Without love no one can enter the Kingdom of God, yet there are a whole host of Catholics who continue to insist that it is wisdom that is the summa bonum (the greatest good). This is an error innocently advanced by Aristotle, the pagan philosopher who with the unaided-intellect examined the human soul and concluded that wisdom is the greatest human good. Near the end of his “Ethics” he moved close to the mystery of unitive love that he called “friendship”. Nonetheless, not having the benefit of sanctifying grace and the mystery of the Cross to contemplate, he referred to wisdom as the summum bonum, the highest intellectual attainment possible for mortal men. As we know, in the light of the Cross, Aristotle was partially correct (an astounding accomplishment for a pagan philosopher): Wisdom participates in the greatest good, but by itself is is not the summum bonum, Wisdom consummate in love that unites mankind to God and to each other is the summum bonum, the highest attainment of the rational spiritual soul aided by supernatural grace- it is love that unites man to God as one body, the Body of Christ – a body composed of sinners whom Christ came to save.
“The two, intellect and will, work together as an integral unity. It is the nature of the mind to know and will to love or to unite that which is known to that by which it is known. The more the known is like the knower, the more the known can be loved because “likeness is the principle of loving” (Aquinas, Q 27, A 4). Like attracts like (Father and Son – Christ and members of His Body – man and wife) and their union is consummated by way of love, which is the “impulse“ and “movement“ that unites the one who loves to the one who is loved” (Trinitarian Humanism, p 292).
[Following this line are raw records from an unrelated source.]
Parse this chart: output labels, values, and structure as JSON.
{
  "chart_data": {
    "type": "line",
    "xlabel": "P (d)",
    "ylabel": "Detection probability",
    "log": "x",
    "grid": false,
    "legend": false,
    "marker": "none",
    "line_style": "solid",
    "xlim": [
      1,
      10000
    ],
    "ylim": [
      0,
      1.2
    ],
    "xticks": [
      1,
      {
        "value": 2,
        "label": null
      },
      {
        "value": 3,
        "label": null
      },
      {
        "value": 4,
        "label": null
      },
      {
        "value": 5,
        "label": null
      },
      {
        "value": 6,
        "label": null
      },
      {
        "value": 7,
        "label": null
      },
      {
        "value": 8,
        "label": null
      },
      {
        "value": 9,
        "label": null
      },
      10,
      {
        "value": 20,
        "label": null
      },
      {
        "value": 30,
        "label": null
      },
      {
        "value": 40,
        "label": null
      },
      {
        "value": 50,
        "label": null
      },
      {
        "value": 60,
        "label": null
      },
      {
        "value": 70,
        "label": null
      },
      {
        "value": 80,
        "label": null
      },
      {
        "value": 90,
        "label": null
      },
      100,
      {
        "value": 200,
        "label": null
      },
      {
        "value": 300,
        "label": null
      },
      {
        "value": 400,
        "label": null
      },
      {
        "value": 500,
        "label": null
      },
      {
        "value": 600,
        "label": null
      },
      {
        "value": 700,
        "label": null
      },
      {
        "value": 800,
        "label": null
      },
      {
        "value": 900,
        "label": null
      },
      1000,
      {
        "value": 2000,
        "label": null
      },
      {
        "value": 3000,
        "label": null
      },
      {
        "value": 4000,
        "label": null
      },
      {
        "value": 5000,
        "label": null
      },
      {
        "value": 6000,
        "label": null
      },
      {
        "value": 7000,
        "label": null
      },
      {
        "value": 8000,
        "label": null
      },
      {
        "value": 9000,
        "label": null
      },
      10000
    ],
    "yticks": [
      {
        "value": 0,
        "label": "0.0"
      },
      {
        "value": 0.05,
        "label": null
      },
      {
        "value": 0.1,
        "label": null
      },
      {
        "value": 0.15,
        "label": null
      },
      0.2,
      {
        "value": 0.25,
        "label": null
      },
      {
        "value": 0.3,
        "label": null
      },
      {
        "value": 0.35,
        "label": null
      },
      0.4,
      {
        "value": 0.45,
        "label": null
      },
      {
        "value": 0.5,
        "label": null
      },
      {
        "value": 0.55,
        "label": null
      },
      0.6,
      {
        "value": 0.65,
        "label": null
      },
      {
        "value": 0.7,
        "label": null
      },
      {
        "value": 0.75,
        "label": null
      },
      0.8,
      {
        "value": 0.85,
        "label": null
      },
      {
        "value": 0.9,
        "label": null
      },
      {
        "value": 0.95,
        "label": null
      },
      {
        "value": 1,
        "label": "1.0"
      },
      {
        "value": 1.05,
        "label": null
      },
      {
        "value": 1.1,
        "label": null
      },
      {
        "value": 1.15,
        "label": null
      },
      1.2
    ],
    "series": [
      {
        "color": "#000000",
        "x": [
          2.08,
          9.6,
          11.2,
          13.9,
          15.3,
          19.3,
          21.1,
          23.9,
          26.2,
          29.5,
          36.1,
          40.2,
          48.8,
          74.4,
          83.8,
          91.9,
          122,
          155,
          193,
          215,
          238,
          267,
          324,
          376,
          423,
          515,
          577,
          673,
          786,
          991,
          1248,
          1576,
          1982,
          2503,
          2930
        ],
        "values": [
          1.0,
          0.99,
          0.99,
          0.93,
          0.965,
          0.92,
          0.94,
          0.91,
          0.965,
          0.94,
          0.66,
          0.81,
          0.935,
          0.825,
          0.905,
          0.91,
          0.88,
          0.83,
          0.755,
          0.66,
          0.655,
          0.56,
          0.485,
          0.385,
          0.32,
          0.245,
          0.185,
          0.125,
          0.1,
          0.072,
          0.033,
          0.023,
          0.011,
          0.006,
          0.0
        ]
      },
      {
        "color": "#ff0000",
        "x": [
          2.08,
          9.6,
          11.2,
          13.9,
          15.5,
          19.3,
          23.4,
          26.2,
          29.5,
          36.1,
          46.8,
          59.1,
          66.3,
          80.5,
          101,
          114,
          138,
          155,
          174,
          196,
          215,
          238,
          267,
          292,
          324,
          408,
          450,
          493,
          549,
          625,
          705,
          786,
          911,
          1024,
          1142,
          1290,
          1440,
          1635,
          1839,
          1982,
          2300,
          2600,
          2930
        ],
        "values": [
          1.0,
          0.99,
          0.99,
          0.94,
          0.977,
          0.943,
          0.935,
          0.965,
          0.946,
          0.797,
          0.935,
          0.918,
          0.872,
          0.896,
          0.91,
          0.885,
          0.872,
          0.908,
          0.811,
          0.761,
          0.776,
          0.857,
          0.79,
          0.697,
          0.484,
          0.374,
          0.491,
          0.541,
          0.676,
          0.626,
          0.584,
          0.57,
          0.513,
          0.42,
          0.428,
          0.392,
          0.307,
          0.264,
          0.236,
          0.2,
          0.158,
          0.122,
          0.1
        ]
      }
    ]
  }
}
In the end there are faith (theological virtue of wisdom), hope and love, but the greatest of these is love:
“Then the King will say to those on his right, ‘Come, you who are blessed by my Father, inherit the kingdom prepared for you from the foundation of the world. For I was hungry and you gave me food, I was thirsty and you gave me drink, I was a stranger and you welcomed me, I was naked and you clothed me, I was sick and you visited me, I was in prison and you came to me.’ Then the righteous will answer him, saying, ‘Lord, when did we see you hungry and feed you, or thirsty and give you drink? And when did we see you a stranger and welcome you, or naked and clothe you? And when did we see you sick or in prison and visit you?’ And the King will answer them, ‘Truly, I say to you, as you did it to one of the least of these my brothers, you did it to me” (Matthew 25:34–39).